Cases of COVID-19 are still growing rapidly in Australia. We had 2,630 confirmed cases as of 25 March, up from about 700 a week before. While some data are available for 26 March, some states and territories have not reported.

Pressure on health services is mounting. As we showed in a Grattan Blog post on March 24, if cases continue to grow at this exponential rate, Australia will hit capacity in hospitals Intensive Care Units (ICUs) in mid-April.

Major efforts are being made to boost the number of ICU beds across Australia. But the only thing that matters is the number of new COVID cases. If cases double every three days, doubling ICU capacity will only delay hitting the ICU cap by three days. Cases have been doubling every 3-to-4 days for the past three weeks.

While daily case numbers reported by each state are a bit jumpy, the number of new cases in Australia has flattened in the past couple of days. If this flattening trend continues — if lockdowns and spatial distancing are working and our cases numbers move from growing exponentially to linearly — the situation will be very different. But it is too early to tell if this is a genuine slow-down.

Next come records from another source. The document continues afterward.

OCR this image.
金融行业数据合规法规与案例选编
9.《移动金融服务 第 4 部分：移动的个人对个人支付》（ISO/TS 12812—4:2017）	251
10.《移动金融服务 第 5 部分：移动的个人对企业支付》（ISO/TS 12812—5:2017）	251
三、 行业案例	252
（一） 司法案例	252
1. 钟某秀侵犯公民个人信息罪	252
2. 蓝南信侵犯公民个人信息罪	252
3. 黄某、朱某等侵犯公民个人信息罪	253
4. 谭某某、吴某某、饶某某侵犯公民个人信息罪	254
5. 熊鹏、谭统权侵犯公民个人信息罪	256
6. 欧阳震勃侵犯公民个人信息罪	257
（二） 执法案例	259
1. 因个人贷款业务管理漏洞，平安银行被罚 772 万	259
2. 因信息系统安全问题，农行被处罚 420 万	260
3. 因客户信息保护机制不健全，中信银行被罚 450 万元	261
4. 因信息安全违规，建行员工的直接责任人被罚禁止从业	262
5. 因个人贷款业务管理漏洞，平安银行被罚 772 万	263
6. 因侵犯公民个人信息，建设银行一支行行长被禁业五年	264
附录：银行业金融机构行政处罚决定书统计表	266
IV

Australians do appear to be changing their behaviour in response to the spatial distancing and quasi-lockdown measures imposed by the state and federal governments over the past weeks. The chart below shows that the number of trips taken by people Melbourne and Sydney has fallen to about 25 per cent of normal.

But the number of trips has fallen further in other international cities with tougher spatial distancing restrictions. It is hard to believe that these Australian travel patterns reflect compliance with an injunction to stay at home except for essential trips.

Australians must be more compliant with spatial distancing measures. Analysis released this week by Chang et al (2020) shows that compliance rates of 80 or 90 per cent are required for spatial distancing to have the desired effect. The chart below shows that at even at 70 per cent compliance, the number of infections will continue to grow rapidly.

The spread of COVID-19 cases slowed in China about 10 days after strict lockdowns were put in place. Italy fully locked down two weeks ago and has just started to record a decline in new cases.

Whether the measures Australia has put in place will slow the spread here will not be known for about 10 days. By then, if  our COVID-19 case numbers continue to rise exponentially, our ICU beds will have started to fill up. And, by then, any further lockdown measures will take another fortnight to have an effect. It will be too late.

We must continue to clamp down on the spread of COVID-19.